Doch die Knicks gaben Sprewell eine zweite Chance und die schien er zu nutzen. Sportlich ging es wieder bergauf, in der verkürzten Lockout-Saison 1998/99 schafften es die Knicks gerade so in die Postseason. Nach einem epischen Playoff-Run gelang dem Team als erster und bisher einziger 8-Seed der Sprung in die Finals. Trotz einer starken Performance von Sprewell in Spiel fünf (35 Punkte) zog New York jedoch mit 1-4 gegen die favorisierten San Antonio Spurs den Kürzeren.
Auch wenn es am Ende nicht zum Titel reichte, Sprewell und Co. spielten sich in die Herzen der Knicks-Anhänger. Der mittlerweile 30-Jährige knüpfte zur Jahrtausendwende wieder an alte Leistungen an, die Knicks belohnten ihn mit einem Fünfjahresvertrag über 63 Millionen Dollar. In der Saison 2000/01 schaffte er sogar erneut zum All-Star.
Sprewell lehnte 21 Mio. ab: "Habe eine Familie zu ernähren"
Mit zunehmendem Alter verlor Sprewell allerdings seine Explosivität, immer seltener konnte er die gegnerischen Guards mit schierer Athletik alt aussehen lassen. Obendrein fiel er wieder in alte Verhaltensmuster, regelmäßig schwänzte er das Training. 2002 überraschte er das Team mit einer gebrochenen Hand zum Start des Training Camps.

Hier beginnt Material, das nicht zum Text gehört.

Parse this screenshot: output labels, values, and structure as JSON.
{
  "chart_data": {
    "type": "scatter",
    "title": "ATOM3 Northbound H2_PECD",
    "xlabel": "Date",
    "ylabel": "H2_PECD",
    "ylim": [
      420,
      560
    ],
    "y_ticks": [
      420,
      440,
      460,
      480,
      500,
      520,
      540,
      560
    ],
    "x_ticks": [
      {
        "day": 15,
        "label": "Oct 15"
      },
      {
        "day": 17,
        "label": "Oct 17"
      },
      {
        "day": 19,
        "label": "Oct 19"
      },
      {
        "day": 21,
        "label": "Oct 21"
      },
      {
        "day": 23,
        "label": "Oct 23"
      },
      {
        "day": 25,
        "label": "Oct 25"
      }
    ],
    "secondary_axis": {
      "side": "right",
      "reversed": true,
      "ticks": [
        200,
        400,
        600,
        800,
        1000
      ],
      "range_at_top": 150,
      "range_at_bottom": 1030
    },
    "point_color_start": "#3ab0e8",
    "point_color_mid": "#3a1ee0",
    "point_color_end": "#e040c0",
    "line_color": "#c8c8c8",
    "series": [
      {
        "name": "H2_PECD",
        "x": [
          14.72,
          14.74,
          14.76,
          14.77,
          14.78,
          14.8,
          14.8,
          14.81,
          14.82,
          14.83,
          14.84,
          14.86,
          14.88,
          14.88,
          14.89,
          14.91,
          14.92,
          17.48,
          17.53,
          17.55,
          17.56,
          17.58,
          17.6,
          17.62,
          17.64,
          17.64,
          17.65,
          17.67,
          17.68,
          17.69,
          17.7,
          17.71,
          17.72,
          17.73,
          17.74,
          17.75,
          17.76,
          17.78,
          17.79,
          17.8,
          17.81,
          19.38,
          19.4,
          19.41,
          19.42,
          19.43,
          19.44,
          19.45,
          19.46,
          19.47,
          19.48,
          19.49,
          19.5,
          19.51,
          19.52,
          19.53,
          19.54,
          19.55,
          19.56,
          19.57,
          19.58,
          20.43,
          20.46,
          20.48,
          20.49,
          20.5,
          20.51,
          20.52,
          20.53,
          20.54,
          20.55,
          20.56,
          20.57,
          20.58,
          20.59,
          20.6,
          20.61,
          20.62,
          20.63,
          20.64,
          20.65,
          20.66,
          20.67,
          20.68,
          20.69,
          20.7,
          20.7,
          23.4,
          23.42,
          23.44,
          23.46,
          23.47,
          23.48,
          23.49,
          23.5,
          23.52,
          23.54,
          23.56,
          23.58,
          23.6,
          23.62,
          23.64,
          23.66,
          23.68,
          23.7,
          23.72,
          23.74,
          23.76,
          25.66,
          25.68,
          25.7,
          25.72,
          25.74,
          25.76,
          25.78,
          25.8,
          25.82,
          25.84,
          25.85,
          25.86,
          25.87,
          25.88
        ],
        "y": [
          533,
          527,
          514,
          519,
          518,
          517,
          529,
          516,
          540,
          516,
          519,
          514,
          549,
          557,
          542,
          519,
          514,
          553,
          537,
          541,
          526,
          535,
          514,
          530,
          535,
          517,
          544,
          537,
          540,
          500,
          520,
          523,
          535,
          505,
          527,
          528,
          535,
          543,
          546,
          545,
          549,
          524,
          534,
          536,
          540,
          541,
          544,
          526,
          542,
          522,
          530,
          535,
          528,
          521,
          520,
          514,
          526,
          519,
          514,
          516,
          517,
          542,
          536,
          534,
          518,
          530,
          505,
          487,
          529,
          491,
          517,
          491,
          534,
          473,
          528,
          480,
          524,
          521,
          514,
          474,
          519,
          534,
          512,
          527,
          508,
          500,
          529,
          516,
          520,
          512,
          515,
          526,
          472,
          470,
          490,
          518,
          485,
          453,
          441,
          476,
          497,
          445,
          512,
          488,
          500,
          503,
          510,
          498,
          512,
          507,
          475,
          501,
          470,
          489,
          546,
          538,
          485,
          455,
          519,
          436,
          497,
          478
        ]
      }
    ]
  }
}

Sprewells Erklärung: Er sei auf seiner Yacht ausgerutscht. Die New York Post berichtete dagegen, er habe sich bei einer Prügelei verletzt, nachdem ein Gast sich auf seiner Yacht übergeben hatte. Genauer gesagt habe sich Sprewell verletzt, weil er seinen Gegner verfehlte und nur eine Wand traf. Die Knicks belegten ihren Star mit einer Geldstrafe von 250.000 Dollar.
Im darauffolgenden Sommer hatten die Knicks genug von Sprewells Unprofessionalität und tradeten ihn zu den Timberwolves. Dort ging es als Teil des Trios um Kevin Garnett und Sam Cassell für ihn sogar nochmal bis in die Conference Finals - das bisher einzige Mal, dass die Wolves überhaupt über die erste Runde hinauskamen.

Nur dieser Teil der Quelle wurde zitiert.